C'est aussi là qu'un suivi continu se rentabilise. Une vérification ponctuelle vous dit ce qui s'est déjà passé. Un suivi continu de la fréquentation et de la zone de chalandise vous dit à quel moment cela recommence, que ce concurrent ajuste sa stratégie ou qu'un autre s'installe dans la rue. Leroy Merlin en offre un bon exemple : en misant sur le ciblage de précision plutôt que sur des campagnes larges, son équipe marketing a gagné en réactivité face aux évolutions du comportement des visiteurs et de ses zones de chalandise. La discipline est la même pour un seul restaurant que pour un réseau national.
TL;DR
L'intuition n'est pas une preuve, mais les données qui confirment ou écartent l'impact d'un concurrent sont accessibles. Partez de vos chiffres de caisse, distinguez la fréquentation du taux de capture, observez comment le profil de vos visiteurs évolue, et confrontez chaque baisse à une base de comparaison réelle avant d'agir. Notre étude sur l'effet Primark montre le même phénomène côté commerce : l'arrivée d'une grande enseigne peut faire progresser la fréquentation de tout le quartier au lieu de la faire baisser. N'imaginez donc pas le pire avant que les chiffres ne tranchent. Une fois que vous savez ce qui s'est réellement passé, la décision suivante devient évidente.

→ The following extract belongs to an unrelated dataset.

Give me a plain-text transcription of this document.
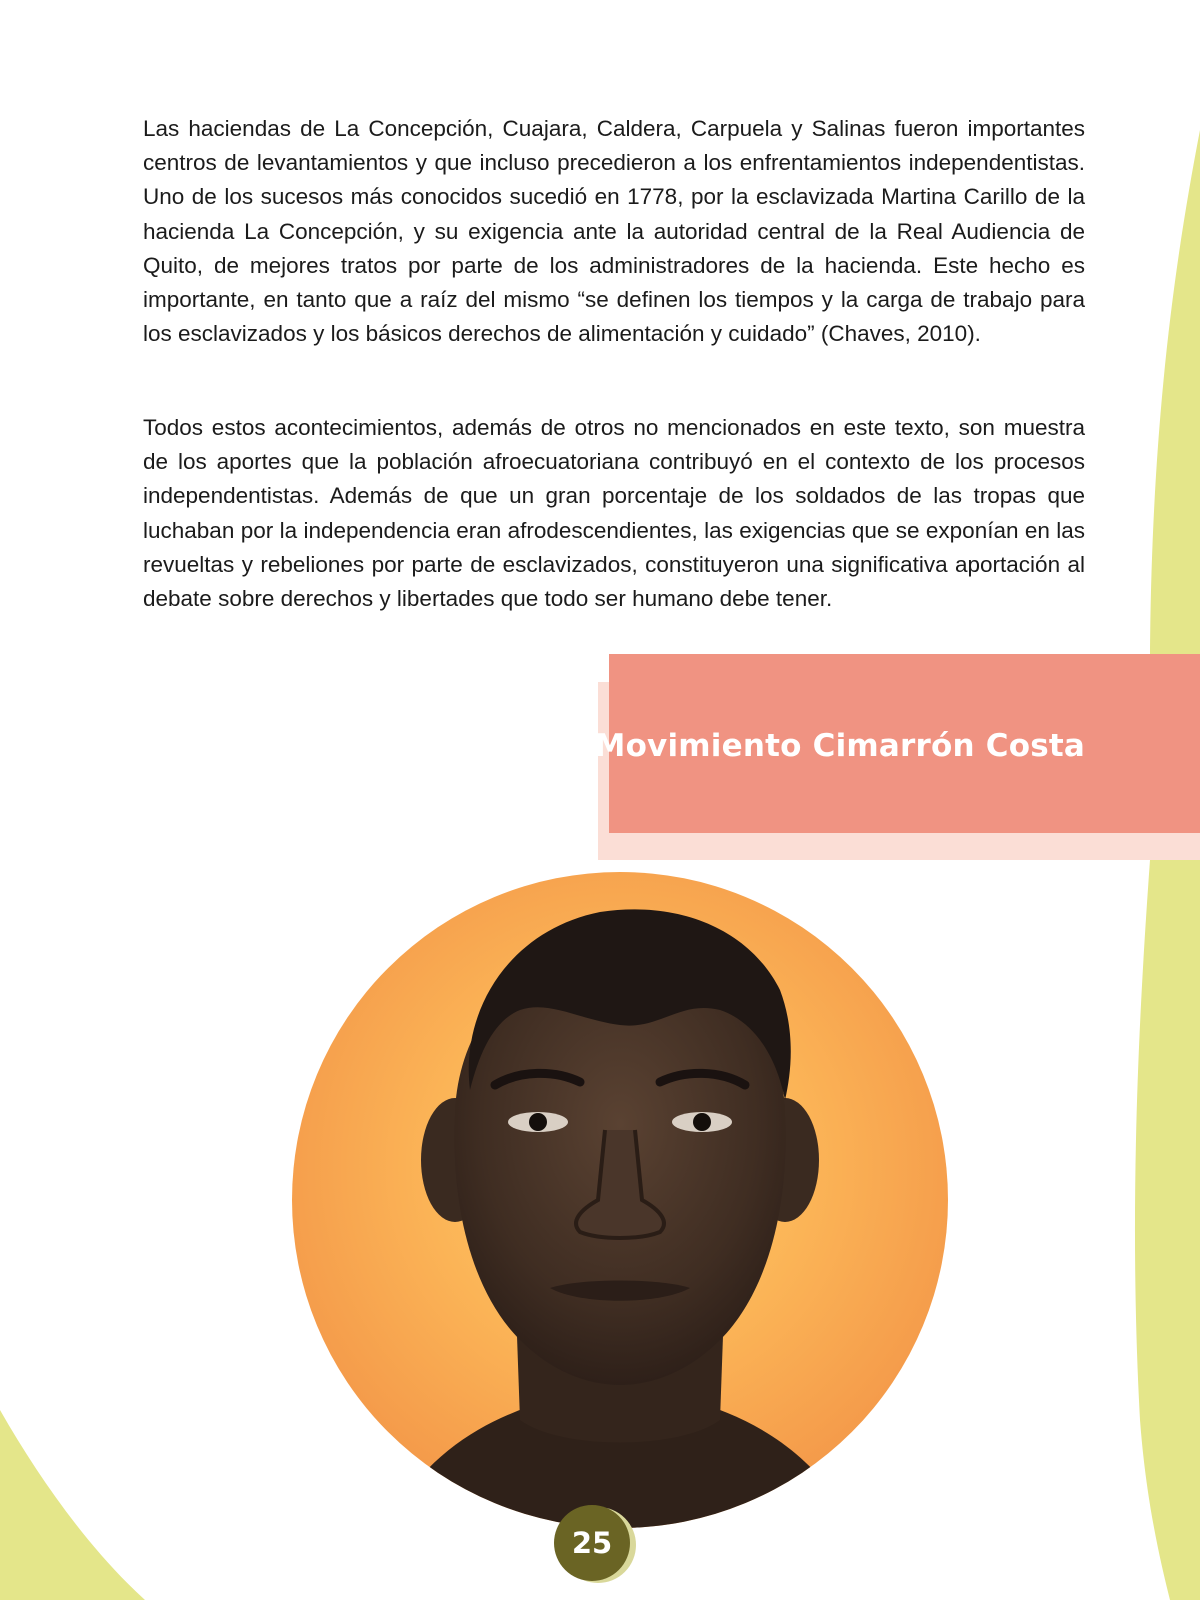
Las haciendas de La Concepción, Cuajara, Caldera, Carpuela y Salinas fueron importantes centros de levantamientos y que incluso precedieron a los enfrentamientos independentistas. Uno de los sucesos más conocidos sucedió en 1778, por la esclavizada Martina Carillo de la hacienda La Concepción, y su exigencia ante la autoridad central de la Real Audiencia de Quito, de mejores tratos por parte de los administradores de la hacienda. Este hecho es importante, en tanto que a raíz del mismo “se definen los tiempos y la carga de trabajo para los esclavizados y los básicos derechos de alimentación y cuidado” (Chaves, 2010).

Todos estos acontecimientos, además de otros no mencionados en este texto, son muestra de los aportes que la población afroecuatoriana contribuyó en el contexto de los procesos independentistas. Además de que un gran porcentaje de los soldados de las tropas que luchaban por la independencia eran afrodescendientes, las exigencias que se exponían en las revueltas y rebeliones por parte de esclavizados, constituyeron una significativa aportación al debate sobre derechos y libertades que todo ser humano debe tener.

Movimiento Cimarrón Costa
25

Pour ne plus refaire cette vérification à la main chaque fois qu'une nouvelle enseigne s'installe à côté, Gini by MyTraffic peut vous aider à suivre en continu la fréquentation, le profil des visiteurs et le chevauchement des zones de chalandise de votre enseigne. Vous voyez le changement la semaine où il se produit, pas des mois plus tard.
En résumé
Comparez vos données de caisse, votre fréquentation, votre taux de capture et le profil de vos visiteurs avant et après l'ouverture. Si les ventes et la fréquentation baissent au moment où le concurrent ouvre ses portes, et si la baisse dépasse votre marge de variation hebdomadaire habituelle, vous avez votre réponse.